TORONTO (Reuters) - The Canadian dollar sagged against a stronger U.S. dollar on Thursday as some much stronger-than-expected U.S. data eased market nerves regarding the chances of a U.S. recession, overshadowing several pieces of solid Canadian data.
Canadian bond prices fell after the data releases, which included a surprise to the upside for Canadian manufacturing sales, despite the drag of the strong Canadian dollar.
At 9:54 a.m. the Canadian dollar was at C$1.0150 to the U.S. dollar, or 98.52 U.S. cents, down from C$1.0132 to the U.S. dollar, or 98.70 U.S. cents, at Wednesday’s session close.
Statistics Canada said on Thursday that Canadian manufacturing sales unexpectedly inched 0.1 percent higher in October as strong sales in aerospace and other sectors offset weakness in the auto industry.
Analysts in a Reuters survey had expected factory sales to decline by 1 percent, due to the strong Canadian currency and the slowdown in the U.S. economy.
But while the Canadian manufacturing numbers were seen by many as a pleasant surprise, they were mostly overshadowed by U.S. data on retail sales and producer prices which came in much higher than the market anticipated.
“Certainly, the retail sales being so strong, I think that was a bit of a shocker and gave the U.S. dollar a bit of a boost,” said Steve Butler, director of foreign exchange at Scotia Capital.
The data showed that U.S. consumers are still spending, easing market concerns that the ongoing credit crunch and the U.S. housing crisis could push the world’s biggest economy into a recession.
Other Canadian data included labor productivity, which grew by 0.2 percent in the third quarter, in line with expectations but well below the U.S. rate of 1.6 percent.
“Despite the monumental challenge facing Canadian business from the surge in the loonie over the past year, labor productivity has remained muted, at best,” said Doug Porter, deputy chief economist at BMO Capital Markets in a note.
“This is the ugly underbelly to the incredibly strong job growth figures churned out month after month in recent years.”
Rounding out the domestic data, Canadian new home prices rose 0.1 percent in October from September, the 14th straight month of either slowing or steady price growth, Statistics Canada said.
Canadian bond prices tilted lower along with the larger U.S. Treasury market as the strong U.S. data were seen as reducing the chances of further interest rate cuts by the U.S. Federal Reserve.
While the bulk of the move in the bond market can be attributed to the U.S. data, the Canadian manufacturing numbers also helped lessen demand for safe haven government debt, said Mark Chandler, fixed income strategist at RBC Capital Markets.
“It’s obviously not all a bed of roses for manufacturers out there, but it’s good to see that shipments are doing a little bit better than expected.”
The overnight Canadian Libor rate was at 4.2500 percent, unchanged from Wednesday.
Wednesday’s CORRA rate was 4.2673 percent, down from 4.2776 percent.
The two-year bond fell 15 Canadian cents to C$100.72 to yield 3.865 percent.

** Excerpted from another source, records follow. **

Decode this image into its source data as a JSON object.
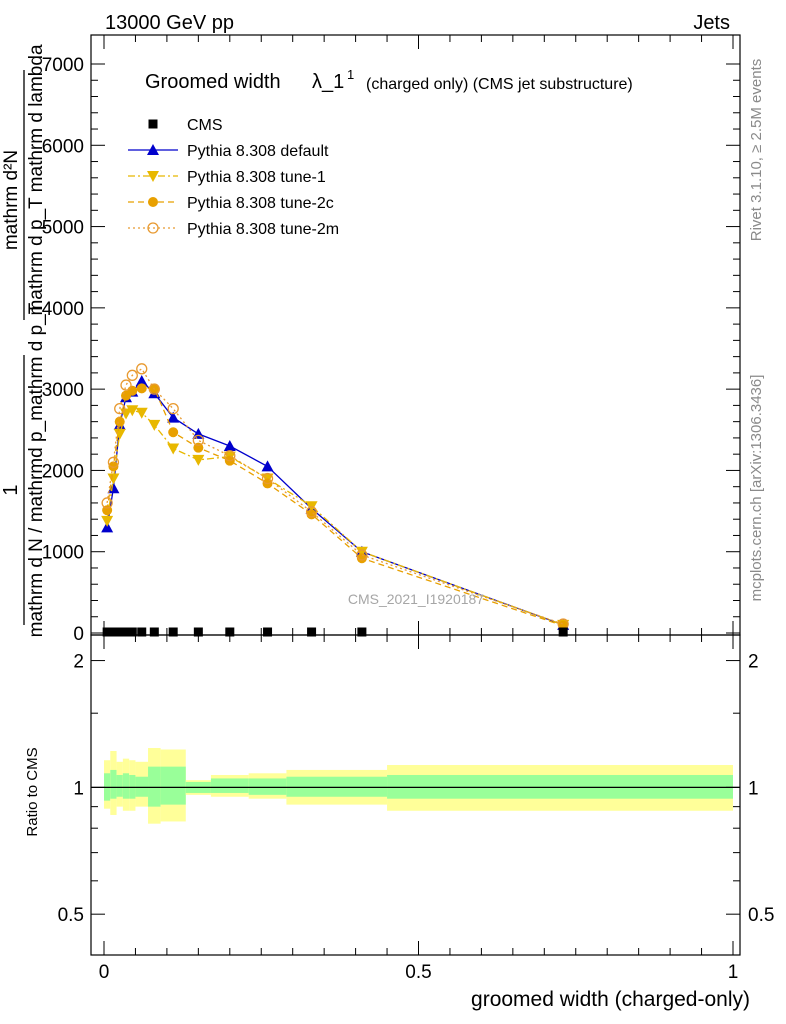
{
  "header": {
    "left": "13000 GeV pp",
    "right": "Jets"
  },
  "side_text": {
    "rivet": "Rivet 3.1.10, ≥ 2.5M events",
    "mcplots": "mcplots.cern.ch [arXiv:1306.3436]"
  },
  "watermark": "CMS_2021_I1920187",
  "chart_data": [
    {
      "type": "line",
      "title_main": "Groomed width",
      "title_lambda": "λ_1",
      "title_sup": "1",
      "title_suffix": "(charged only) (CMS jet substructure)",
      "ylabel_parts": {
        "one": "1",
        "denom": "mathrm d N / mathrmd p_mathrm d p_T",
        "num": "mathrm d²N",
        "denom2": "mathrm d p_T mathrm d lambda"
      },
      "xlim": [
        0,
        1
      ],
      "ylim": [
        0,
        7000
      ],
      "yticks": [
        0,
        1000,
        2000,
        3000,
        4000,
        5000,
        6000,
        7000
      ],
      "ytick_labels": [
        "0",
        "1000",
        "2000",
        "3000",
        "4000",
        "5000",
        "6000",
        "7000"
      ],
      "legend_position": "top-left",
      "series": [
        {
          "name": "CMS",
          "color": "#000000",
          "style": "data",
          "x": [
            0.005,
            0.015,
            0.025,
            0.035,
            0.045,
            0.06,
            0.08,
            0.11,
            0.15,
            0.2,
            0.26,
            0.33,
            0.41,
            0.73
          ],
          "values": [
            20,
            20,
            20,
            20,
            20,
            20,
            20,
            20,
            20,
            20,
            20,
            20,
            20,
            20
          ]
        },
        {
          "name": "Pythia 8.308 default",
          "color": "#0000cc",
          "style": "solid",
          "marker": "triangle-up",
          "x": [
            0.005,
            0.015,
            0.025,
            0.035,
            0.045,
            0.06,
            0.08,
            0.11,
            0.15,
            0.2,
            0.26,
            0.33,
            0.41,
            0.73
          ],
          "values": [
            1300,
            1780,
            2560,
            2900,
            2970,
            3100,
            2950,
            2650,
            2450,
            2300,
            2050,
            1530,
            1000,
            100
          ]
        },
        {
          "name": "Pythia 8.308 tune-1",
          "color": "#e8b800",
          "style": "dashdot",
          "marker": "triangle-down",
          "x": [
            0.005,
            0.015,
            0.025,
            0.035,
            0.045,
            0.06,
            0.08,
            0.11,
            0.15,
            0.2,
            0.26,
            0.33,
            0.41,
            0.73
          ],
          "values": [
            1380,
            1900,
            2450,
            2700,
            2740,
            2710,
            2560,
            2270,
            2130,
            2170,
            1900,
            1560,
            1000,
            100
          ]
        },
        {
          "name": "Pythia 8.308 tune-2c",
          "color": "#e8a000",
          "style": "dashed",
          "marker": "circle",
          "x": [
            0.005,
            0.015,
            0.025,
            0.035,
            0.045,
            0.06,
            0.08,
            0.11,
            0.15,
            0.2,
            0.26,
            0.33,
            0.41,
            0.73
          ],
          "values": [
            1510,
            2050,
            2600,
            2920,
            2980,
            3010,
            3010,
            2470,
            2280,
            2120,
            1840,
            1460,
            920,
            90
          ]
        },
        {
          "name": "Pythia 8.308 tune-2m",
          "color": "#e89a30",
          "style": "dotted",
          "marker": "circle-open",
          "x": [
            0.005,
            0.015,
            0.025,
            0.035,
            0.045,
            0.06,
            0.08,
            0.11,
            0.15,
            0.2,
            0.26,
            0.33,
            0.41,
            0.73
          ],
          "values": [
            1600,
            2100,
            2760,
            3050,
            3170,
            3250,
            3000,
            2760,
            2370,
            2180,
            1900,
            1490,
            960,
            110
          ]
        }
      ]
    },
    {
      "type": "area",
      "ylabel": "Ratio to CMS",
      "xlabel": "groomed width (charged-only)",
      "xlim": [
        0,
        1
      ],
      "xticks": [
        0,
        0.5,
        1
      ],
      "xtick_labels": [
        "0",
        "0.5",
        "1"
      ],
      "ylim": [
        0.4,
        2.3
      ],
      "ylog": true,
      "yticks": [
        0.5,
        1,
        2
      ],
      "ytick_labels": [
        "0.5",
        "1",
        "2"
      ],
      "ratio_line": 1,
      "bins": [
        {
          "x0": 0.0,
          "x1": 0.01,
          "stat_lo": 0.93,
          "stat_hi": 1.08,
          "tot_lo": 0.89,
          "tot_hi": 1.16
        },
        {
          "x0": 0.01,
          "x1": 0.02,
          "stat_lo": 0.94,
          "stat_hi": 1.1,
          "tot_lo": 0.86,
          "tot_hi": 1.22
        },
        {
          "x0": 0.02,
          "x1": 0.03,
          "stat_lo": 0.95,
          "stat_hi": 1.07,
          "tot_lo": 0.9,
          "tot_hi": 1.15
        },
        {
          "x0": 0.03,
          "x1": 0.04,
          "stat_lo": 0.94,
          "stat_hi": 1.08,
          "tot_lo": 0.88,
          "tot_hi": 1.17
        },
        {
          "x0": 0.04,
          "x1": 0.05,
          "stat_lo": 0.94,
          "stat_hi": 1.07,
          "tot_lo": 0.88,
          "tot_hi": 1.16
        },
        {
          "x0": 0.05,
          "x1": 0.07,
          "stat_lo": 0.95,
          "stat_hi": 1.06,
          "tot_lo": 0.9,
          "tot_hi": 1.15
        },
        {
          "x0": 0.07,
          "x1": 0.09,
          "stat_lo": 0.9,
          "stat_hi": 1.12,
          "tot_lo": 0.82,
          "tot_hi": 1.24
        },
        {
          "x0": 0.09,
          "x1": 0.13,
          "stat_lo": 0.91,
          "stat_hi": 1.12,
          "tot_lo": 0.83,
          "tot_hi": 1.23
        },
        {
          "x0": 0.13,
          "x1": 0.17,
          "stat_lo": 0.97,
          "stat_hi": 1.03,
          "tot_lo": 0.96,
          "tot_hi": 1.04
        },
        {
          "x0": 0.17,
          "x1": 0.23,
          "stat_lo": 0.97,
          "stat_hi": 1.05,
          "tot_lo": 0.95,
          "tot_hi": 1.07
        },
        {
          "x0": 0.23,
          "x1": 0.29,
          "stat_lo": 0.96,
          "stat_hi": 1.05,
          "tot_lo": 0.94,
          "tot_hi": 1.08
        },
        {
          "x0": 0.29,
          "x1": 0.45,
          "stat_lo": 0.95,
          "stat_hi": 1.06,
          "tot_lo": 0.91,
          "tot_hi": 1.1
        },
        {
          "x0": 0.45,
          "x1": 1.0,
          "stat_lo": 0.94,
          "stat_hi": 1.07,
          "tot_lo": 0.88,
          "tot_hi": 1.13
        }
      ]
    }
  ]
}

The 10-year bond slid 45 Canadian cents to C$99.38 to yield 4.079 percent.
The yield spread between the two-year and 10-year bond moved to 21.6 basis points from 24.5 at the previous close.
The 30-year bond declined 58 Canadian cents to C$113.93 to yield 4.174 percent. In the United States, the 30-year Treasury yielded 4.591 percent.
The three-month when-issued T-bill yielded 3.91 percent, up from 3.89 percent at the previous close.